Il rapido sviluppo dell’impiantistica olearia e l’impiego delle tecnologie emergenti, hanno spiegato gli interessati in mattinata, impone continuamente di verificare se i nuovi prodotti siano ancora classificabili come “extravergini” sul piano chimico e fisico. A questo, hanno detto, si aggiunge il vasto mercato delle frodi alimentari: vere e proprie truffe che si basano sulla vendita, anche on line, di prodotti senza alcuna garanzia di qualità, spacciati per prodotti certificati.

 

“Come unico Politecnico nel Sud Italia – ha commentato il rettore Di Sciascio – siamo chiamati a partecipare a questa, come ad altre iniziative che hanno come metodo la condivisione delle eccellenze e come obiettivo la vera innovazione, quella che aumenta la produttività delle nostre imprese, favorendo l’occupazione dei nostri studenti, ma che migliora anche l’efficienza della pubblica amministrazione e il governo delle nostre città, innalzando la qualità di vita della comunità”.

 

“La condivisione dei rispettivi know how costituisce un aspetto essenziale per il raggiungimento degli obiettivi scientifici e per lo stesso contrasto al fenomeno della contraffazione, che è un obiettivo strategico per l’Agenzia delle dogane e dei monopoli – ha commentato il direttore Chiara- . L’utilizzo del Panel operante nel laboratorio chimico di Bari, riconosciuto dal Consiglio Oleicolo Internazionale, costituirà una delle basi portanti del protocollo e favorirà il raggiungimento di risultati importanti per la collettività, oltre a far emergere una realtà operativa non molto conosciuta, ma di grande importanza per la complessiva azione strategica dell’Agenzia”.

 

“L’Università di Bari ha un rapporto consolidato con l’Agenzia delle dogane – ha dichiarato infine il rettore Uricchio –, che si è già concretizzato con importanti iniziative quali il master in diritto e tecniche doganali, uno dei primi nel settore in Italia.
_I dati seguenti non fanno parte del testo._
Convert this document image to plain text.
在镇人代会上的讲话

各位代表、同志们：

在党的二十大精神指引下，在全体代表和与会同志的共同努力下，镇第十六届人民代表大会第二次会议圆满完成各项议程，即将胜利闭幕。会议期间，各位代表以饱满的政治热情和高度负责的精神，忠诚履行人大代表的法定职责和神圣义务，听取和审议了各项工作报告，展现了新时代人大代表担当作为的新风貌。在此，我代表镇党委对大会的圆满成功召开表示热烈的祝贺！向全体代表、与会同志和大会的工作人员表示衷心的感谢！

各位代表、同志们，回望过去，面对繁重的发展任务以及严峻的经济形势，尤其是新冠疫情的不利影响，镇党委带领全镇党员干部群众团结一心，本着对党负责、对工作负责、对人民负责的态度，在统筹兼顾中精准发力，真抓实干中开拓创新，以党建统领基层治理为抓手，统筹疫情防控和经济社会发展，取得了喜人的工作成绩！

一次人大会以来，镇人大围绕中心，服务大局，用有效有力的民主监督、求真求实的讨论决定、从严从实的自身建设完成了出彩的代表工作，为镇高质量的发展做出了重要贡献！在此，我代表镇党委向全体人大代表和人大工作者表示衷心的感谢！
Con questa nuova iniziativa sviluppiamo un asset importante nella ricerca e nella collaborazione istituzionale, per contrastare le contraffazioni e salvaguardare la qualità dei prodotti del nostro territorio. Non soltanto, quindi, un’iniziativa importante sul piano scientifico, ma con sicure importanti ricadute per la qualità dell’alimentazione e la salute dei cittadini”.